# My magic system



## Jo of the South (May 14, 2012)

Hello again! I got such great advice from y'all on my first thread, that I wonder if I could trouble all of you again with one more question? I've been working a lot on perfecting my magic system the last couple of days. I think I've got it figured out and would appreciate some feedback. 

My magic is well, not exactly "magic." (The story is set in a made up place during the real middle ages of Europe, otherwise known as one of the biggest times and places where anything abnormal could be viewed as magic.) Magic is more like superhuman powers. The so called magicians have abilities such as mind reading, visions of the past, and power to control fire, water, or earth. 

These powers always begin in childhood. First, a child falls seriously ill with a high fever, headache, nausea, dizziness, hallucinations, and shakes. It is commonly confused with the flu. These symptoms last from a few days to a couple of weeks. During this time the child's powers develop and as they recover, they begin to become aware of their powers. Many people believe magic to be a contagious disease. Even though there is no proof of it being a disease, people fear it like a plague. 

Once a child becomes a magician they can never get rid of their powers. Also it is impossible to choose to become a magician or to choose which power you will have. Magicians can learn to control their powers and develop them as they become stronger. However, powers never develop into a different one nor can a magician learn to use a different power. Meaning if you can control fire then you will only ever be able to control fire. 
All powers seem to be linked to a magician's emotions. Meaning that if a mind reader, for example, is calm and controlled they can block out the thoughts of others, but if he is angered then he quickly becomes bombarded with everyone's thoughts rather or not he wants to hear it. 

Here is a list of some powers:

Mindreaders: Can hear the thoughts of others around them. It sounds just like people are talking aloud. The magician can shut these voices out if they want to.
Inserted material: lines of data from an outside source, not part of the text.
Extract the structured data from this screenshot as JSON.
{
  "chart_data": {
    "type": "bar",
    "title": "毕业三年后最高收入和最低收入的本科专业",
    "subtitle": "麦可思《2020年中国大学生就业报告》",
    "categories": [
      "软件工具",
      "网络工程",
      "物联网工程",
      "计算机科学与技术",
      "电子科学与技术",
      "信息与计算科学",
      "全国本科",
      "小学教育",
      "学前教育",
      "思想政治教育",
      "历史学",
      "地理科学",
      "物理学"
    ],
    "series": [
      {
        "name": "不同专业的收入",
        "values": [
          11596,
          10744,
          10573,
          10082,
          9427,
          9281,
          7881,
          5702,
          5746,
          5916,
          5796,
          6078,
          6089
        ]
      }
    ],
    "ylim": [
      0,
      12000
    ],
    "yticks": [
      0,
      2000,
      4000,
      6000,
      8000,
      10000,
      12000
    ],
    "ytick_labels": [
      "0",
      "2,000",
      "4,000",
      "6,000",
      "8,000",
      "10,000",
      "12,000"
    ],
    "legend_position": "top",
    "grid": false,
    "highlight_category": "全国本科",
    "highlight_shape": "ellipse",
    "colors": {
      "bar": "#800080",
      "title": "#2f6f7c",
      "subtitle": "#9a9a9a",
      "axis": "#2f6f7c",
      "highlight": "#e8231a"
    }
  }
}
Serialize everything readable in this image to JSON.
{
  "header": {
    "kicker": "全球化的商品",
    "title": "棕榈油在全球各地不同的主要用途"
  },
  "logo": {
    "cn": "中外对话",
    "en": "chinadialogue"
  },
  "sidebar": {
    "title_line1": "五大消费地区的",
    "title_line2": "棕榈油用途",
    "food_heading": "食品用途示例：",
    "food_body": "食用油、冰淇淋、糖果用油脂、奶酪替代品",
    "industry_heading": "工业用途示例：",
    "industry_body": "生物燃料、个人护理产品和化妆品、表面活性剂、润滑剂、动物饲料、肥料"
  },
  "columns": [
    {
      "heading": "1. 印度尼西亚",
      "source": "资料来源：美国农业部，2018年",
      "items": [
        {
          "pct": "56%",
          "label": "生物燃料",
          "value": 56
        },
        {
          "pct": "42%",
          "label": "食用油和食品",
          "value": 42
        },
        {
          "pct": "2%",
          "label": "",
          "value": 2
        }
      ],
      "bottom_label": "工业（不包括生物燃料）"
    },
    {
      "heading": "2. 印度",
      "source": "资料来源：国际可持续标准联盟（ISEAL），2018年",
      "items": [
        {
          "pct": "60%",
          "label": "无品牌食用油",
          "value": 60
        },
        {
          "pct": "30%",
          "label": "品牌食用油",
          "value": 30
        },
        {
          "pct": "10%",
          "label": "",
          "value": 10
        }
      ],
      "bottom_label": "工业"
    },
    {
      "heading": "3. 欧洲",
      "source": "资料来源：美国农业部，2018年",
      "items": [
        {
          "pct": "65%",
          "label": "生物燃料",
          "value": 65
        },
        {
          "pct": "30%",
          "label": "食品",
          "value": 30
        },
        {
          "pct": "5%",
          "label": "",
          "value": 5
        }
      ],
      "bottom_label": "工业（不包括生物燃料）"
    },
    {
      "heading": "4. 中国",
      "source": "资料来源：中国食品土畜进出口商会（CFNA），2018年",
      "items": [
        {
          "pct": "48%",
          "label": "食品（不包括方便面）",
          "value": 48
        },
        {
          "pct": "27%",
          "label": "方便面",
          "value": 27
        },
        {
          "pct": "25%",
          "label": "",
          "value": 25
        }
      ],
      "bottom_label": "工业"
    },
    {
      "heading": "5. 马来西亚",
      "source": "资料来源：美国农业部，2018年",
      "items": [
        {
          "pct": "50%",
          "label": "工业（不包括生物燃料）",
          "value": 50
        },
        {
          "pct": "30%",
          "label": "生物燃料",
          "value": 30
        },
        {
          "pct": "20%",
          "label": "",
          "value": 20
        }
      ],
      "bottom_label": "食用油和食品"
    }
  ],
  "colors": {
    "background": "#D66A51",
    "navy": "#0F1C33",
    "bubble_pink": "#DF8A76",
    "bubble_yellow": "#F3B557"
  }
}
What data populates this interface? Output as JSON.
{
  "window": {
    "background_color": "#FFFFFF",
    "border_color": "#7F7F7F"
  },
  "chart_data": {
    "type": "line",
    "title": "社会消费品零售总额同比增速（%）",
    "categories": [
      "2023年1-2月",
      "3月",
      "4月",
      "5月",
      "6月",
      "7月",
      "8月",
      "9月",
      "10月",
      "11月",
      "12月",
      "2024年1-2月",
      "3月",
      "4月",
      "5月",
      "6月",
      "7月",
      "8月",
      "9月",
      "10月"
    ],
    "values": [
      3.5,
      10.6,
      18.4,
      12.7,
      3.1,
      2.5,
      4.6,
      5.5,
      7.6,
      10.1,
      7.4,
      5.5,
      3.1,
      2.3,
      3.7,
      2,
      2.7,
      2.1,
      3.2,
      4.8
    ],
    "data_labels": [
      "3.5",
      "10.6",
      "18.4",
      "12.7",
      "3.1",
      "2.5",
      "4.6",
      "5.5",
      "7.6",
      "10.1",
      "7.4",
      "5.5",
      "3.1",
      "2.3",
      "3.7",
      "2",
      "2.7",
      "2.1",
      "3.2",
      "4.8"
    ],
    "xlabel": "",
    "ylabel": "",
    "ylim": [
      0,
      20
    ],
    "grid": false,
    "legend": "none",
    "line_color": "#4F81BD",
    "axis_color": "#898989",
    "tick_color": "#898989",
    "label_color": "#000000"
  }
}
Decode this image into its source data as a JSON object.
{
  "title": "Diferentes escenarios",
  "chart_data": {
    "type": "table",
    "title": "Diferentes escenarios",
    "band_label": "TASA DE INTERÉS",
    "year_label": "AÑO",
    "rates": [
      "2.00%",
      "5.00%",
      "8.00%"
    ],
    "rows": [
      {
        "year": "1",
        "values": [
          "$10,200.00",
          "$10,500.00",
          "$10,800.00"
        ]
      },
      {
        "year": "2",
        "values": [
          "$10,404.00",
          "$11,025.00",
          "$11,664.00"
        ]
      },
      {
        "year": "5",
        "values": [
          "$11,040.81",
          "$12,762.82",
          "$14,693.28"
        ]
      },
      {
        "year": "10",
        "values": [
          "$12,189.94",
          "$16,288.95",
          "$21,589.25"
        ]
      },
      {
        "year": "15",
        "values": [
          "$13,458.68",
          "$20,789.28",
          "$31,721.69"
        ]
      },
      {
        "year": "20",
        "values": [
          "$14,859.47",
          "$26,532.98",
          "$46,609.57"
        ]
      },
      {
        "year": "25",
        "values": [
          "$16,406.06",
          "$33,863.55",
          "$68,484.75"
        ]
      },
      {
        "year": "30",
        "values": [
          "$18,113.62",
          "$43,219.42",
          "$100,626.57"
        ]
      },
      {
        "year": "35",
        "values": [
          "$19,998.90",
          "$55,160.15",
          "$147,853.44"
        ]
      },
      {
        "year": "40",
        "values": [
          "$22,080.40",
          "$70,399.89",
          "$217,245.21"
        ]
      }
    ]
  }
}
They can also choose to hear these thoughts if they want. 

Visions: This comes while the magician is awake or asleep. They dream of past events and present happenings all through the night. During the day they have what appears to be hallucinations, except it is very real. They again see past or present events, but these are usually linked to what the magician is feeling. For instance if the magician is afraid, then they see what is happening in another persons life who is also terrified. It is impossible to see the future though. 

Control of Elements:
These magicians can control one element such as fire, water, earth, or wind. They cannot create the element, but they can manipulate it. For example, fire magicians can touch flames without being burned and water magicians can create waves. This is the most common power. 

Heightened Senses:
This is the rarest power. No two of these magicians are exactly alike. These people are either hypersensitive or hyposensitive to anything that effects their senses or the nervous system. Sight, hearing, touch, smell, and taste are either drastically over sensitive that it is unbearable to have these senses stimulated in anyway. Or these people's senses are so underwhelmed by extreme smells or sounds that they barely notice it. Also they can be completely unaware of freezing temperatures. The "magic" of this is the ability to hear footsteps a mile away, survive extreme temperatures, or see in the dark for example. 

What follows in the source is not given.